未来から来た花嫁 ~迷走する御曹司~
幽霊か……


「そうかも」

「ひゃっ!」


もちろん俺は幽霊などという非科学的なものの存在は信じていないが、考えてみればあの女性の出現も非科学的で、その意味では同じようなものと思ってそう言ったのだが、メイドはビックリしてますます怯えてしまったようだ。


「ごめん。今のは嘘だから。幽霊なんて見てないよ」

「本当ですか?」

「ああ、本当さ。ただ……」

「旦那さま?」


あれは夢だったんだろうか。いや、夢にしては鮮明過ぎる。第一、廊下に落ちてたシーツの件を、夢じゃ説明出来ない。

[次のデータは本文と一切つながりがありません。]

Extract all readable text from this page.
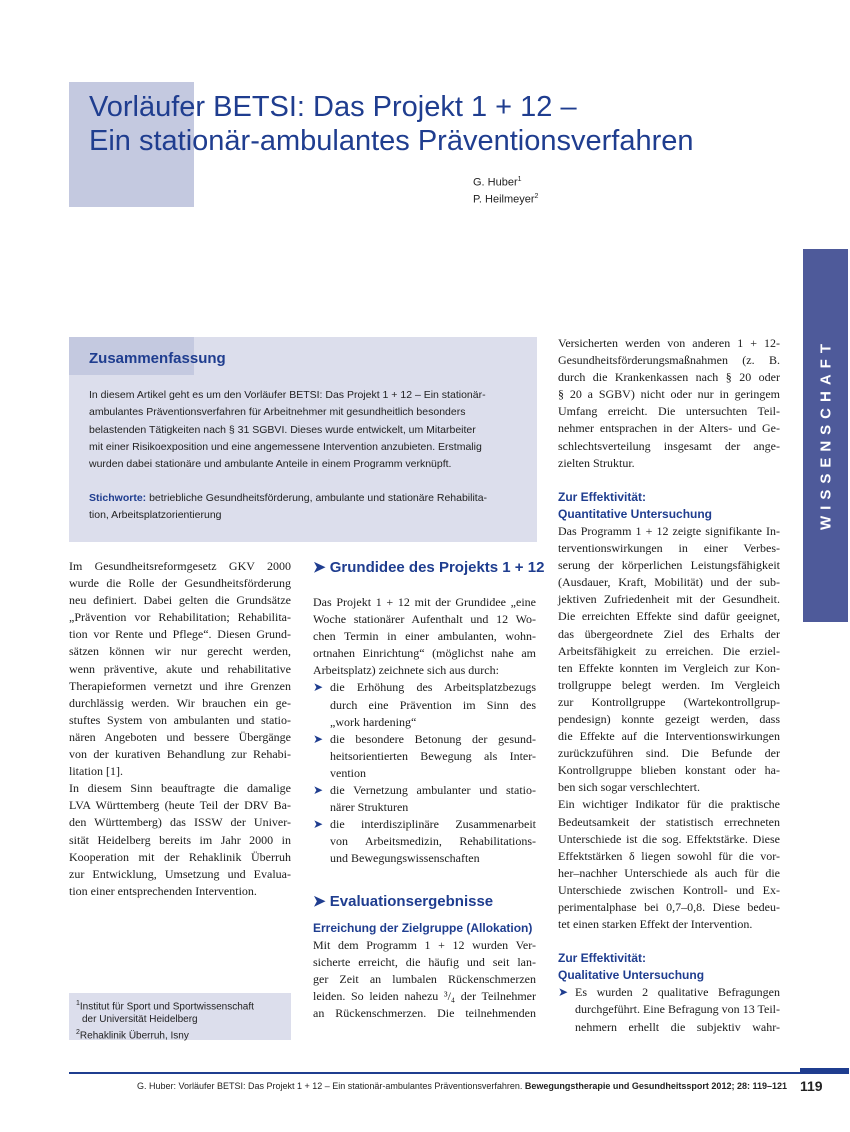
Vorläufer BETSI: Das Projekt 1 + 12 –
Ein stationär-ambulantes Präventionsverfahren
G. Huber$^1$
P. Heilmeyer$^2$
WISSENSCHAFT
Zusammenfassung
In diesem Artikel geht es um den Vorläufer BETSI: Das Projekt 1 + 12 – Ein stationär-
ambulantes Präventionsverfahren für Arbeitnehmer mit gesundheitlich besonders
belastenden Tätigkeiten nach § 31 SGBVI. Dieses wurde entwickelt, um Mitarbeiter
mit einer Risikoexposition und eine angemessene Intervention anzubieten. Erstmalig
wurden dabei stationäre und ambulante Anteile in einem Programm verknüpft.
Stichworte: betriebliche Gesundheitsförderung, ambulante und stationäre Rehabilita-
tion, Arbeitsplatzorientierung
Im Gesundheitsreformgesetz GKV 2000
wurde die Rolle der Gesundheitsförderung
neu definiert. Dabei gelten die Grundsätze
„Prävention vor Rehabilitation; Rehabilita-
tion vor Rente und Pflege“. Diesen Grund-
sätzen können wir nur gerecht werden,
wenn präventive, akute und rehabilitative
Therapieformen vernetzt und ihre Grenzen
durchlässig werden. Wir brauchen ein ge-
stuftes System von ambulanten und statio-
nären Angeboten und bessere Übergänge
von der kurativen Behandlung zur Rehabi-
litation [1].
In diesem Sinn beauftragte die damalige
LVA Württemberg (heute Teil der DRV Ba-
den Württemberg) das ISSW der Univer-
sität Heidelberg bereits im Jahr 2000 in
Kooperation mit der Rehaklinik Überruh
zur Entwicklung, Umsetzung und Evalua-
tion einer entsprechenden Intervention.
➤ Grundidee des Projekts 1 + 12
Das Projekt 1 + 12 mit der Grundidee „eine
Woche stationärer Aufenthalt und 12 Wo-
chen Termin in einer ambulanten, wohn-
ortnahen Einrichtung“ (möglichst nahe am
Arbeitsplatz) zeichnete sich aus durch:
➤ die Erhöhung des Arbeitsplatzbezugs
durch eine Prävention im Sinn des
„work hardening“
➤ die besondere Betonung der gesund-
heitsorientierten Bewegung als Inter-
vention
➤ die Vernetzung ambulanter und statio-
närer Strukturen
➤ die interdisziplinäre Zusammenarbeit
von Arbeitsmedizin, Rehabilitations-
und Bewegungswissenschaften
➤ Evaluationsergebnisse
Erreichung der Zielgruppe (Allokation)
Mit dem Programm 1 + 12 wurden Ver-
sicherte erreicht, die häufig und seit lan-
ger Zeit an lumbalen Rückenschmerzen
leiden. So leiden nahezu ³/₄ der Teilnehmer
an Rückenschmerzen. Die teilnehmenden
Versicherten werden von anderen 1 + 12-
Gesundheitsförderungsmaßnahmen (z. B.
durch die Krankenkassen nach § 20 oder
§ 20 a SGBV) nicht oder nur in geringem
Umfang erreicht. Die untersuchten Teil-
nehmer entsprachen in der Alters- und Ge-
schlechtsverteilung insgesamt der ange-
zielten Struktur.
Zur Effektivität:
Quantitative Untersuchung
Das Programm 1 + 12 zeigte signifikante In-
terventionswirkungen in einer Verbes-
serung der körperlichen Leistungsfähigkeit
(Ausdauer, Kraft, Mobilität) und der sub-
jektiven Zufriedenheit mit der Gesundheit.
Die erreichten Effekte sind dafür geeignet,
das übergeordnete Ziel des Erhalts der
Arbeitsfähigkeit zu erreichen. Die erziel-
ten Effekte konnten im Vergleich zur Kon-
trollgruppe belegt werden. Im Vergleich
zur Kontrollgruppe (Wartekontrollgrup-
pendesign) konnte gezeigt werden, dass
die Effekte auf die Interventionswirkungen
zurückzuführen sind. Die Befunde der
Kontrollgruppe blieben konstant oder ha-
ben sich sogar verschlechtert.
Ein wichtiger Indikator für die praktische
Bedeutsamkeit der statistisch errechneten
Unterschiede ist die sog. Effektstärke. Diese
Effektstärken δ liegen sowohl für die vor-
her–nachher Unterschiede als auch für die
Unterschiede zwischen Kontroll- und Ex-
perimentalphase bei 0,7–0,8. Diese bedeu-
tet einen starken Effekt der Intervention.
Zur Effektivität:
Qualitative Untersuchung
➤ Es wurden 2 qualitative Befragungen
durchgeführt. Eine Befragung von 13 Teil-
nehmern erhellt die subjektiv wahr-
$^1$Institut für Sport und Sportwissenschaft
der Universität Heidelberg
$^2$Rehaklinik Überruh, Isny
G. Huber: Vorläufer BETSI: Das Projekt 1 + 12 – Ein stationär-ambulantes Präventionsverfahren. Bewegungstherapie und Gesundheitssport 2012; 28: 119–121 119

しかしタイムスリップなんて非科学的な現象はどう考えてもあり得ないと思う。あれが夢でなかったのなら、やはり俺の頭がおかしいのか?


ああ、くそっ。これじゃ堂々巡りじゃないか……


「旦那さま、大丈夫ですか? お顔の色が……」


メイドは、つい今しがたまで子どもみたいに怯えて泣きそうな顔をしていたくせに、今はまるで看護士のような顔付きで、黙り込んだ俺を心配してくれている。彼女のプロ意識がそうさせているのだろうけども、そのギャップが何と言うか、面白い子だな。


「あ、ああ。何とか……」

「何かお飲み物をお持ちしましょうか?」

「ああ、そうだね。貰おうかな」

「ブランデーなんか如何でしょう? “気付け”になると思いますので……」

「いや、僕はあまり酒は好きじゃないんだ」

「そうでしたか。では、ココアは如何ですか?」

「ココア?」

「はい。気分が落ち着くと思います」

「ふーん。でも、甘いのはあまり好きじゃないんでコーヒーでいいよ。濃いめのブラックで」


俺は普通の事を普通に言ったつもりだが、なぜかメイドは目を見開き、キョトンとした顔をした。